The Trump administration is unflinching in its misbegotten campaign to protect the coal industry from what has become an obvious and inevitable decline. Eight months in, the administration has already killed, or is in the process of killing, rules that would prevent the dumping of coal mining wastes in streams, impose a temporary moratorium on new mine leases in the West, and reduce greenhouse gas emissions from coal-fired power plants — one of President Barack Obama’s most important efforts to resist climate change. All of this to prop up an industry whose workers would be best served not by false promises of new mining jobs, but by aggressive programs to retrain them for a changing economy.
The latest ritualistic bow from Scott Pruitt, the administrator of the Environmental Protection Agency who has presented himself as an industry savior, was to order last week a two-year postponement of the Obama administration’s tighter controls on lead, mercury, arsenic and other coal plant wastes that threaten human health. Delaying the rule’s effective date to November 2020, Mr. Pruitt said, merely “resets the clock.”
What it does, rather, is to try to twist the clock back to the day when coal was essentially a monopoly fuel, a day that practical-minded utility executives know is long gone. In fact, these executives are busily shutting down coal-fired plants in favor of more affordable energy sources like natural gas and wind and solar power.
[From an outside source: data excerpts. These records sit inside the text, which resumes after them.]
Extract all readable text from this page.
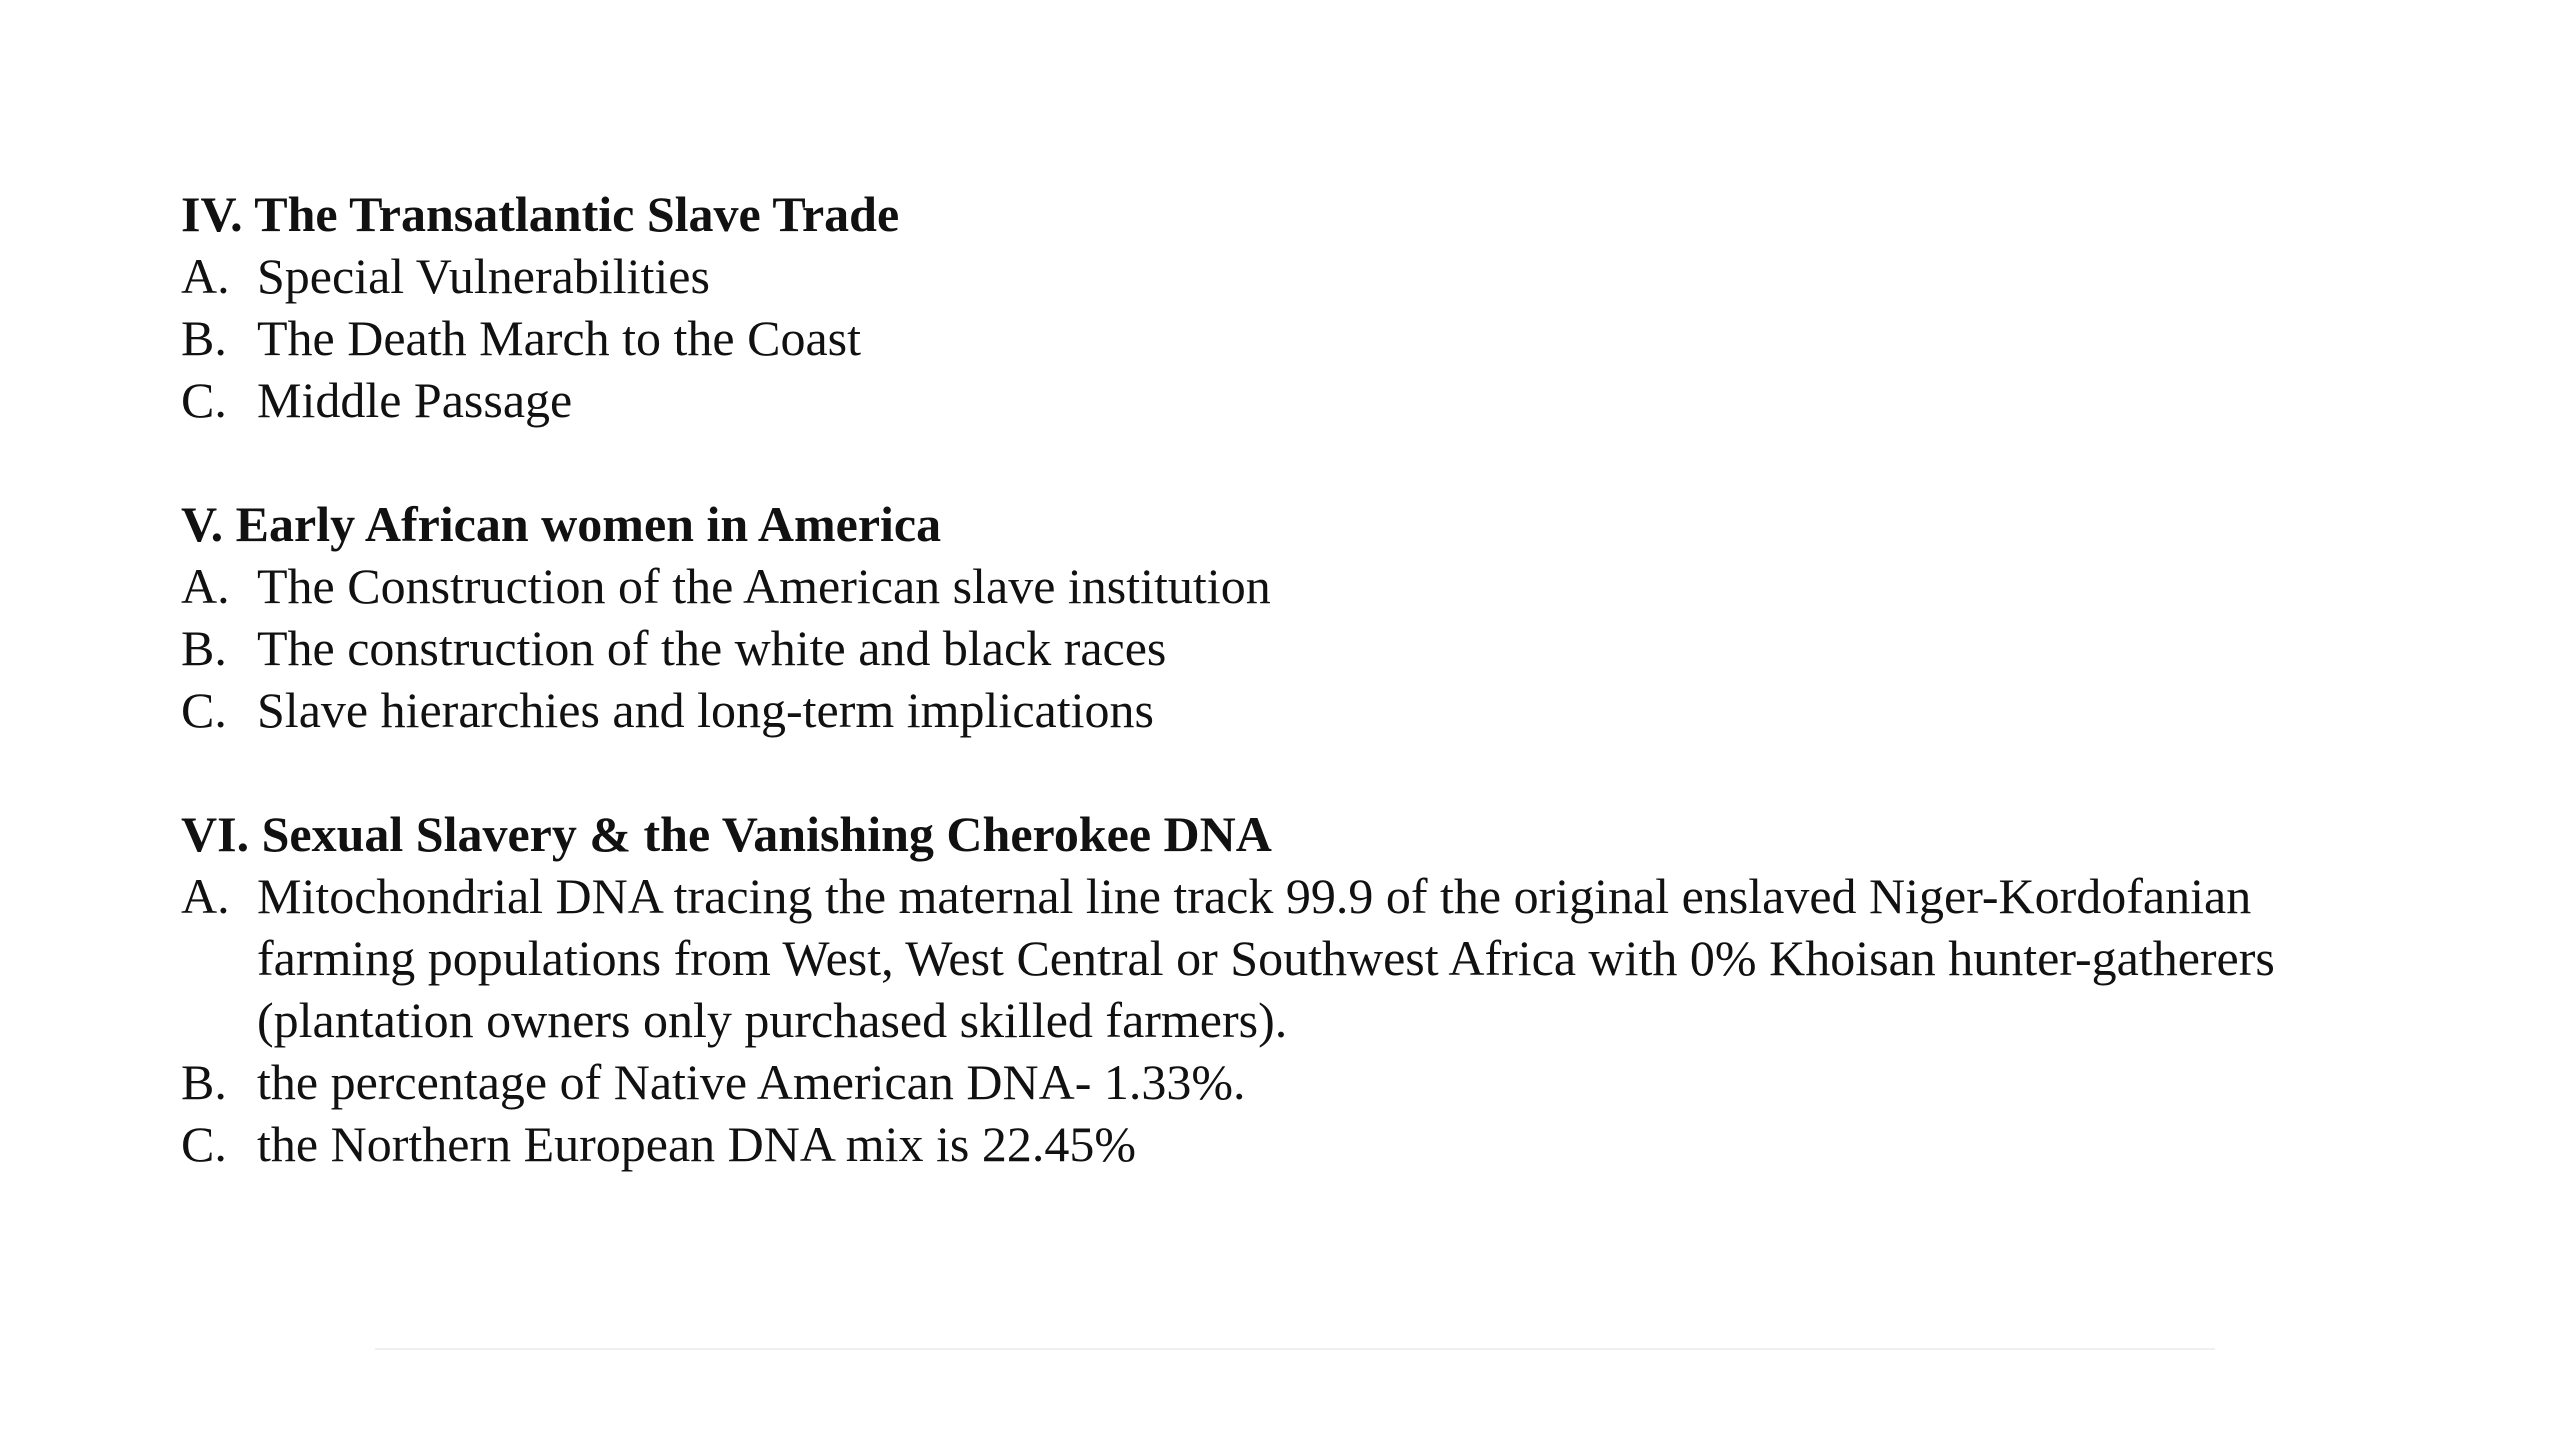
IV. The Transatlantic Slave Trade
A. Special Vulnerabilities
B. The Death March to the Coast
C. Middle Passage
V. Early African women in America
A. The Construction of the American slave institution
B. The construction of the white and black races
C. Slave hierarchies and long-term implications
VI. Sexual Slavery & the Vanishing Cherokee DNA
A. Mitochondrial DNA tracing the maternal line track 99.9 of the original enslaved Niger-Kordofanian farming populations from West, West Central or Southwest Africa with 0% Khoisan hunter-gatherers (plantation owners only purchased skilled farmers).
B. the percentage of Native American DNA- 1.33%.
C. the Northern European DNA mix is 22.45%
“We’re not going to build any more coal plants; that’s not going to happen,” Chris Beam, head of Appalachian Power, West Virginia’s largest utility, bluntly told the state last April, despite President Trump’s phantasmagorical campaign promise to resurrect lost jobs for coal miners. No less candid, Lynn Good, the head of Duke Energy, America’s largest utility, defended the closing of 12 coal plants across five years, with more to come, in order to cut the company’s coal-fired energy output by a third: “Our strategy will continue to be to drive carbon out of our business.”